2. The Ministers welcomed recent positive developments in the Asia-Pacific region, but at the same time observed that instability and uncertainty persist. Underscoring the assessment made by President Clinton and Prime Minister Mori during their July 2000 Summit, both sides reaffirmed the vital role the U.S.-Japan security alliance plays in preserving the peace and stability of the region. The Ministers agreed that shared values and a common vision underpin our bilateral relationship, enabling the close cooperation that is the hallmark of our long and successful alliance.

3. Both sides welcomed the Summit Meeting between the ROK and the DPRK in June 2000 and expressed their strong hope that this progress will continue and lead to an easing of tensions on the Korean Peninsula. To enhance such prospects, the Ministers reaffirmed the vital importance of trilateral coordination among the U.S., Japan and the Republic of Korea. Both sides also reaffirmed their shared view that it is extremely important for the stability and prosperity of the Asia-Pacific region that China play a positive and constructive role in the region.

4. Secretaries Albright and Cohen expressed their appreciation for the new Special Measures Agreement, a key component of Japan's Host Nation Support. Noting that the forward deployment of U.S. forces is vital for pursuing peace and stability in the region, the Ministers also stressed the important contribution of Japan's Host Nation Support to the effective operations of US forces in Japan.

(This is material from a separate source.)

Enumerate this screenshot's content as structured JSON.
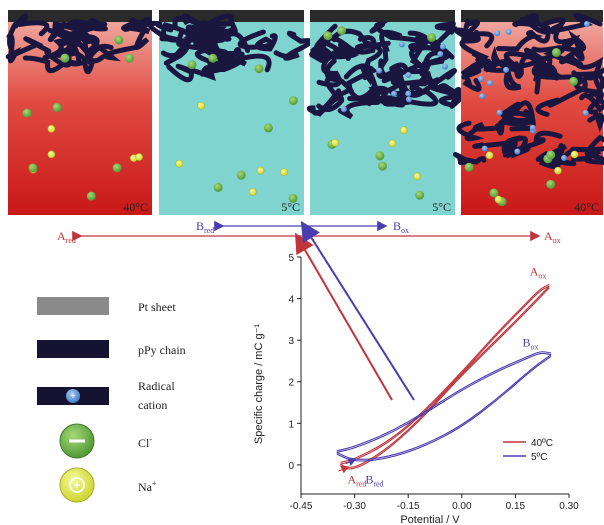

5. The U.S. and Japan marked another milestone in the alliance with progress on implementation of the Guidelines for U.S.-Japan Defense Cooperation (the Defense Guidelines). In particular, the four Ministers welcomed progress in bilateral planning and the establishment of a Bilateral Coordination Mechanism, which will ensure better coordination between our countries in contingencies. Noting with concern the continued proliferation of ballistic missiles and related technologies, the U.S. and Japan stressed the importance of continuing to make diplomatic efforts to address that issues. Both sides reaffirmed that they will continue cooperative research on Ballistic missile Defense technologies.

6. Regarding issues related to the stationing of U.S. armed forces in Japan, both sides appreciated the efforts made by all parties concerned in addressing individual issues related to U.S. facilities and areas, and in building "good neighbor" relations between U.S. forces and local communities. They recognized the importance of maintaining and strengthening those efforts in order to ensure the smooth and effective operation of U.S.-Japan security arrangements.

7. Noting the progress achieved thus far, both sides stressed the importance of continued, steady progress in implementing the SACO Final Report, as Prime Minister Mori and President Clinton agreed in July 2000. Japan took up issues regarding the return and relocation of Futenma Air Station, in accordance with the Japanese cabinet decision of December 1999. As stated in the 1996 Joint Security Declaration, the U.S. and Japan also reaffirmed they will continue to consult closely on defense policies and military postures, including the U.S. force structure in Japan, in response to changes in the international security environment.

8. Underscoring the importance of ensuring the health and safety of both local residents and U.S. armed forces personnel and their dependents in Japan, both sides reviewed environmental issues related to U.S. facilities and areas. The U.S. and Japan agreed to issue a joint statement concerning environmental principles and expressed their commitment to strengthen cooperation to protect the environment under these principles.